Study: US inequality persists 50 years after landmark report
ALBUQUERQUE, N.M. (AP) — Barriers to equality pose threats to democracy in the U.S. as the country remains segregated along racial lines and child poverty worsens, according to study made public today that examines the nation 50 years after the release of the landmark 1968 Kerner Report.
The new report blames U.S. policymakers and elected officials, saying they're not doing enough to heed the warning on deepening poverty and inequality that was highlighted by the Kerner Commission five decades ago and it lists areas where the country has seen "a lack of or reversal of progress."
"Racial and ethnic inequality is growing worse. We're re-segregating our housing and schools again," former Democratic U.S. Sen. Fred Harris of Oklahoma, a co-editor of the new report and the last surviving member of the original Kerner Commission created by President Lyndon Johnson in 1967. "There are far more people who are poor now than was true 50 years ago. Inequality of income is worse."
The new study titled "Healing Our Divided Society: Investing in America Fifty Years After the Kerner Report" says the percentage of people living in deep poverty – less than half of the federal poverty level – has increased since 1975. About 46 percent of people living in poverty in 2016 were classified as living in deep poverty – 16 percentage points higher than in 1975.

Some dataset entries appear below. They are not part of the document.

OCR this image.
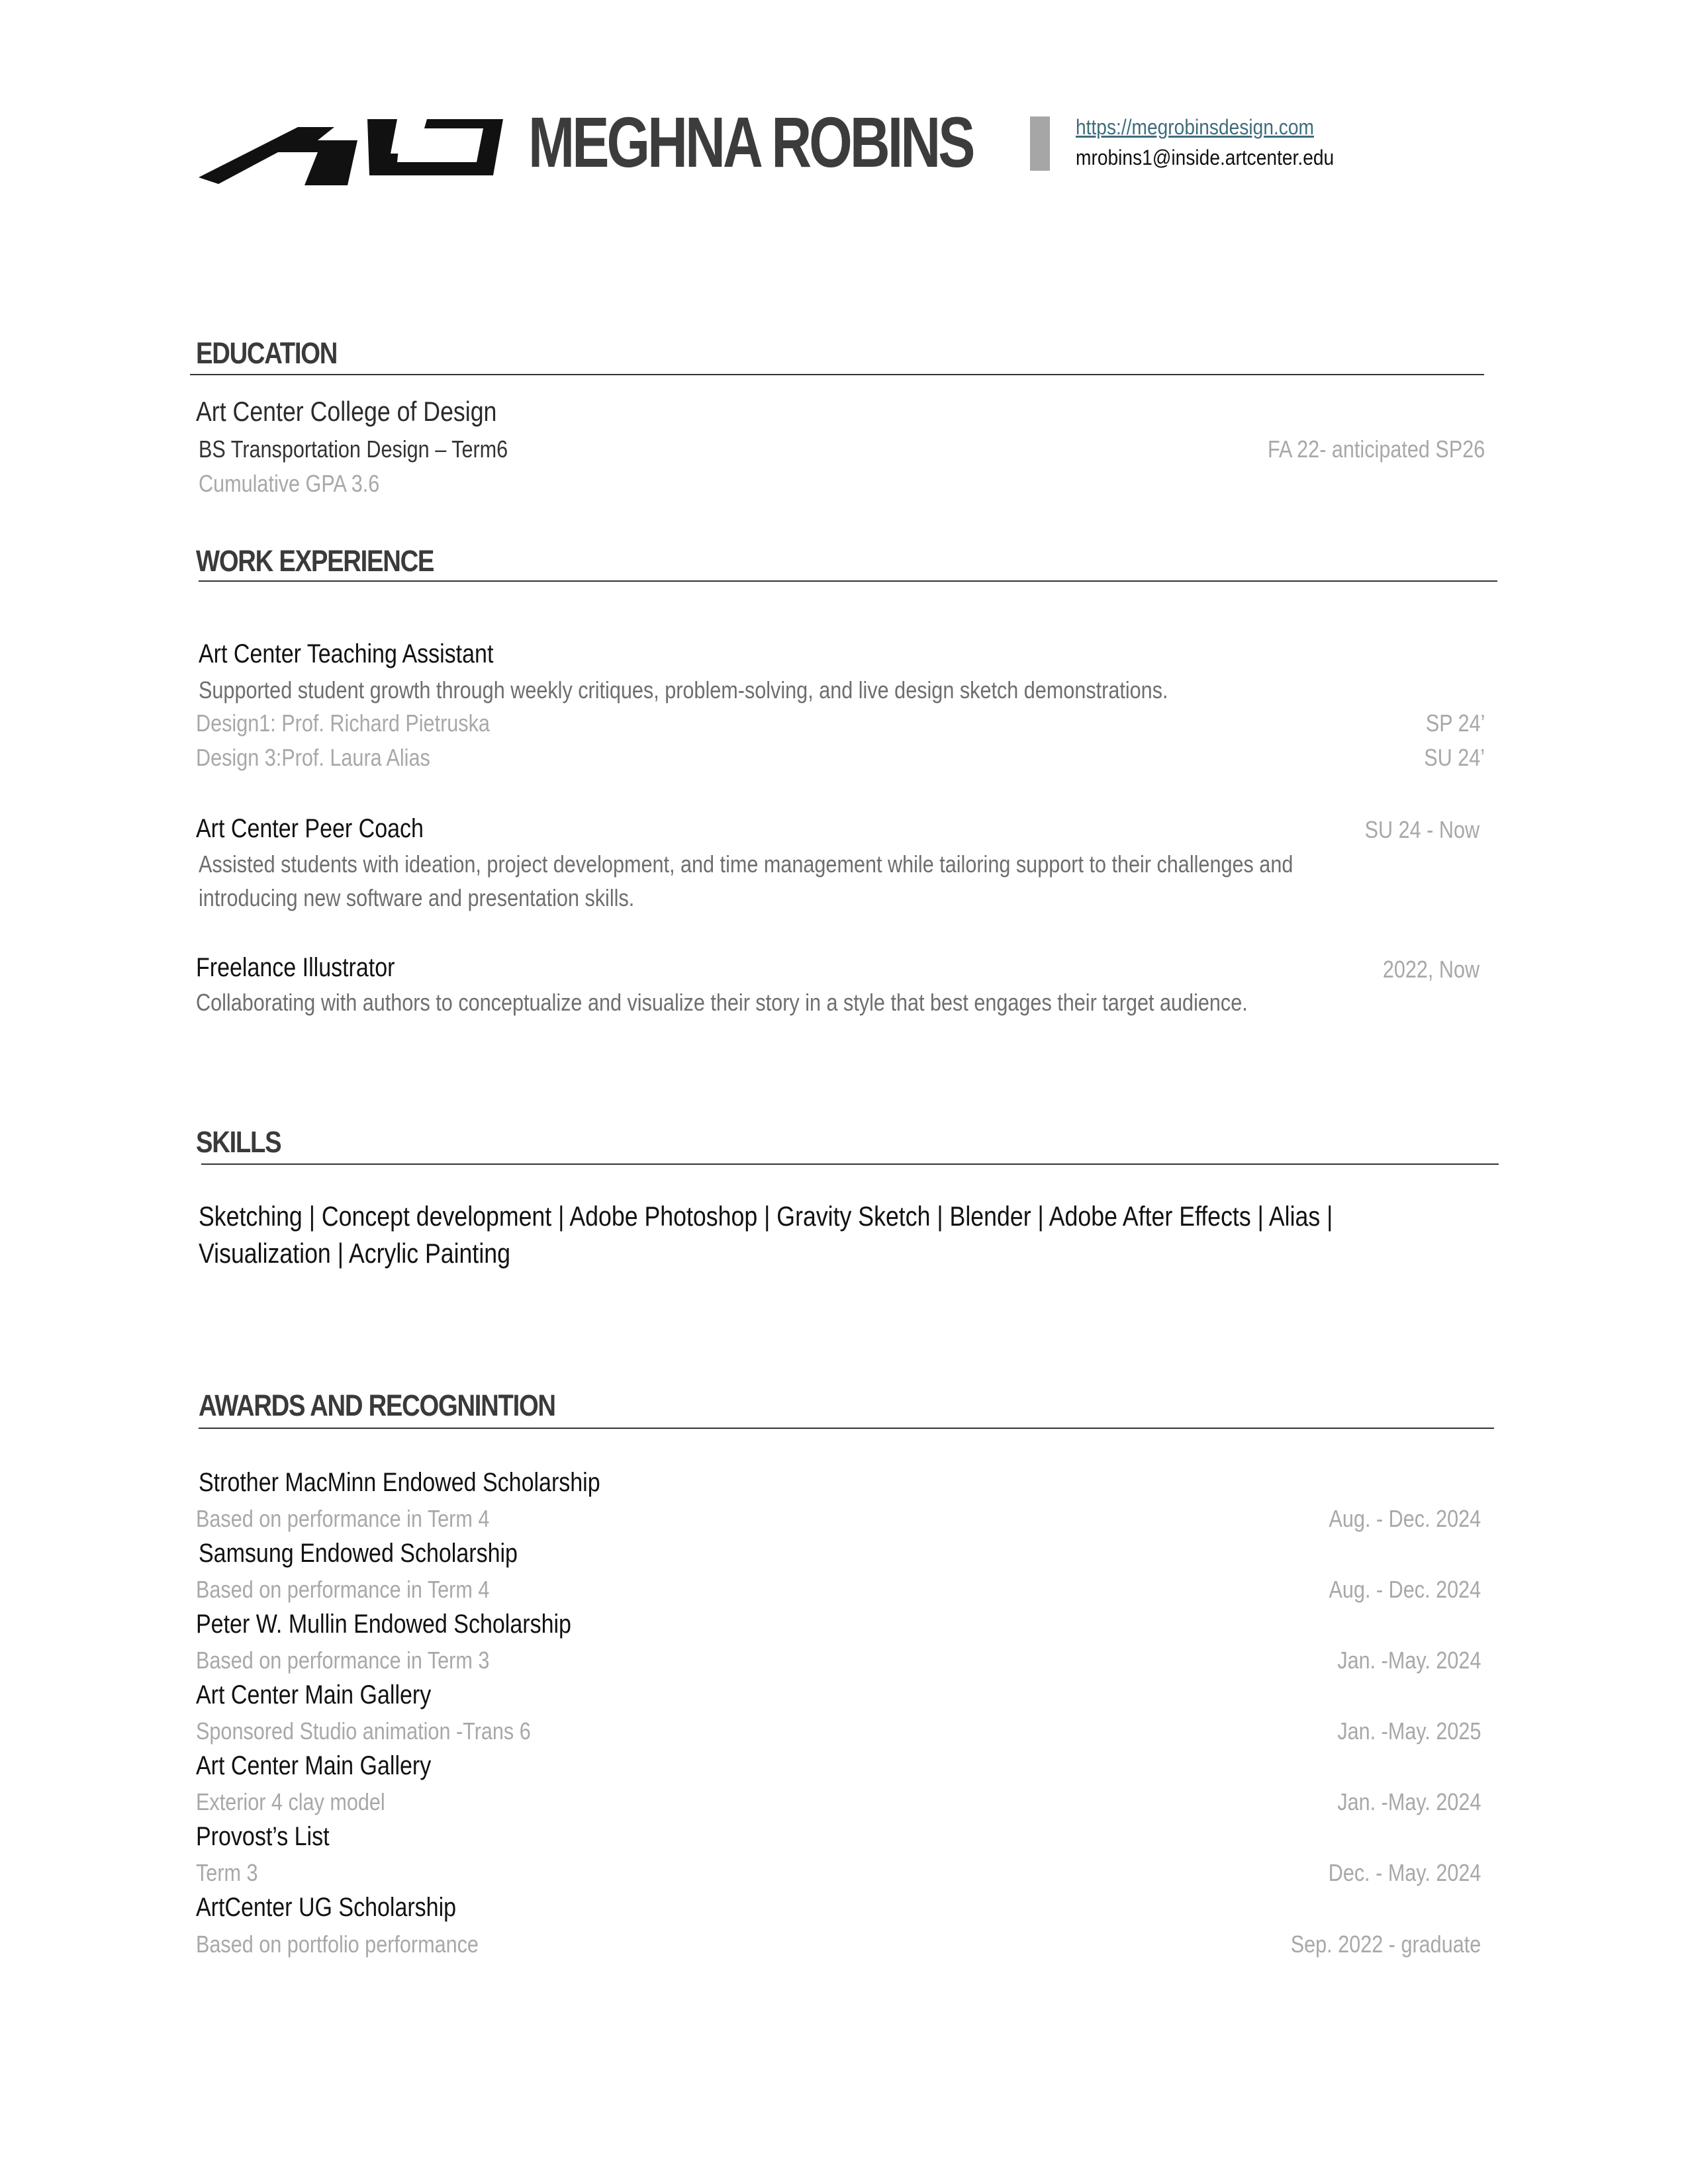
MEGHNA ROBINS	https://megrobinsdesign.com
mrobins1@inside.artcenter.edu
EDUCATION
Art Center College of Design
BS Transportation Design – Term6	FA 22- anticipated SP26
Cumulative GPA 3.6
WORK EXPERIENCE
Art Center Teaching Assistant
Supported student growth through weekly critiques, problem-solving, and live design sketch demonstrations.
Design1: Prof. Richard Pietruska	SP 24’
Design 3:Prof. Laura Alias	SU 24’
Art Center Peer Coach	SU 24 - Now
Assisted students with ideation, project development, and time management while tailoring support to their challenges and
introducing new software and presentation skills.
Freelance Illustrator	2022, Now
Collaborating with authors to conceptualize and visualize their story in a style that best engages their target audience.
SKILLS
Sketching | Concept development | Adobe Photoshop | Gravity Sketch | Blender | Adobe After Effects | Alias | Visualization | Acrylic Painting
AWARDS AND RECOGNINTION
Strother MacMinn Endowed Scholarship
Based on performance in Term 4	Aug. - Dec. 2024
Samsung Endowed Scholarship
Based on performance in Term 4	Aug. - Dec. 2024
Peter W. Mullin Endowed Scholarship
Based on performance in Term 3	Jan. -May. 2024
Art Center Main Gallery
Sponsored Studio animation -Trans 6	Jan. -May. 2025
Art Center Main Gallery
Exterior 4 clay model	Jan. -May. 2024
Provost’s List
Term 3	Dec. - May. 2024
ArtCenter UG Scholarship
Based on portfolio performance	Sep. 2022 - graduate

And although there has been progress for Hispanic homeownership since the Kerner Commission issued its report, the homeownership gap has widened for African-Americans, the new study found. Three decades after the Fair Housing Act of 1968 passed, black homeownership rose by almost 6 percentage points. But those gains were wiped out from 2000 to 2015 when black homeownership fell 6 percentage points, the report said.
The report blames the black homeownership declines on the disproportionate effect the subprime mortgage lending crisis had on African-American families.